Figure 1.

OIP5-AS1 is enriched in developing cardiac muscle, and is altered during cardiac disease

(A) Expression of OIP5-AS1 across mouse tissues sourced from NCBI Gene Expression Omnibus (GEO, GSE24207), n = 4/group, mean ± SEM, ∗p < 0.001 from liver expression.

(B and C) (B) Expression of OIP5-AS1 as determined by RNA-sequencing in fibroblasts (Fb) and cardiomyocytes (CMs) digested from mouse hearts of neonate and 8-week old mice (n = 4/group, mean ± SEM, ∗p < 0.05 versus neonate Fb; #p < 0.05 versus neonate CM) from GEO deposited dataset GSE95764, and in (C) Fb and CM differentiated from human iPSCs (n = 3/group, mean ± SEM, ∗p < 0.05 versus Fb).

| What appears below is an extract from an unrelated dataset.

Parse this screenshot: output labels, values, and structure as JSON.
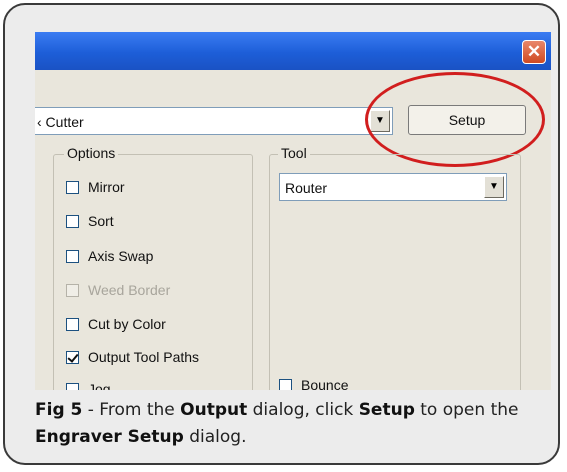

(D) Network analysis of genes sets correlated with OIP5-AS1 expression as determined by RNA-sequencing in mouse cardiomyocytes versus fibroblasts from data sets in panel C. Enriched networks include cardiac contraction, muscle morphogenesis and mitochondrial pathways (assembly and electron transport chain (ETC)). For a description of each code shown within the nodes, see Table S2.

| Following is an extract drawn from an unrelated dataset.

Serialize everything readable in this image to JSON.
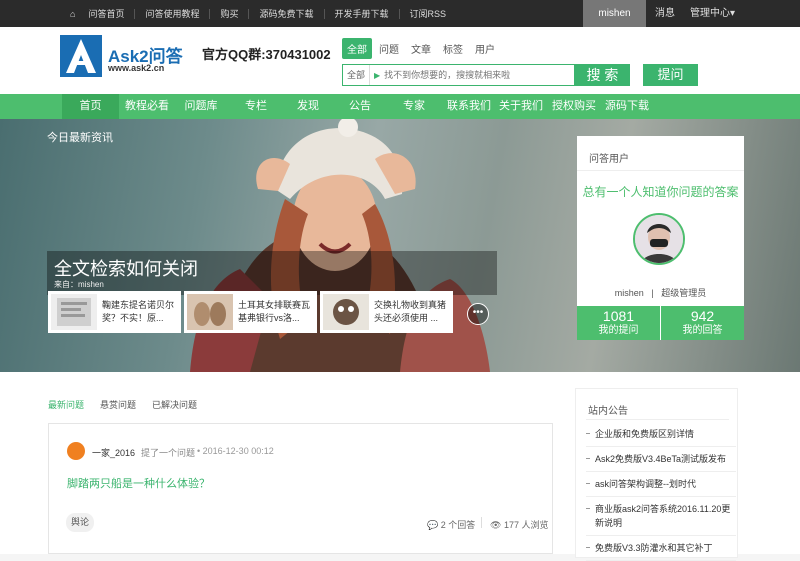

(E) Bar graph depicting most highly enriched pathways associated with OIP5-AS1 expression in mouse cardiomyocytes.

(F and G) (F) qPCR determined expression of OIP5-AS1, Atp2a2 (SERCA2) and Nppa (ANP) in hearts from WT or utrophin/dystrophin double KO (DKO) male mice (n = 8/group, mean ± SEM, ∗p < 0.05 versus WT) (Chen et al., 2017), and (G) WT male mice that have undergone sham or aortic constriction (AC); n = 4–6/group, mean ± SEM, ∗p < 0.05 versus sham). For A, B, C, F and G, a non-parametric one-way ANOVA with multiple comparisons correction (Dunnet's) was used.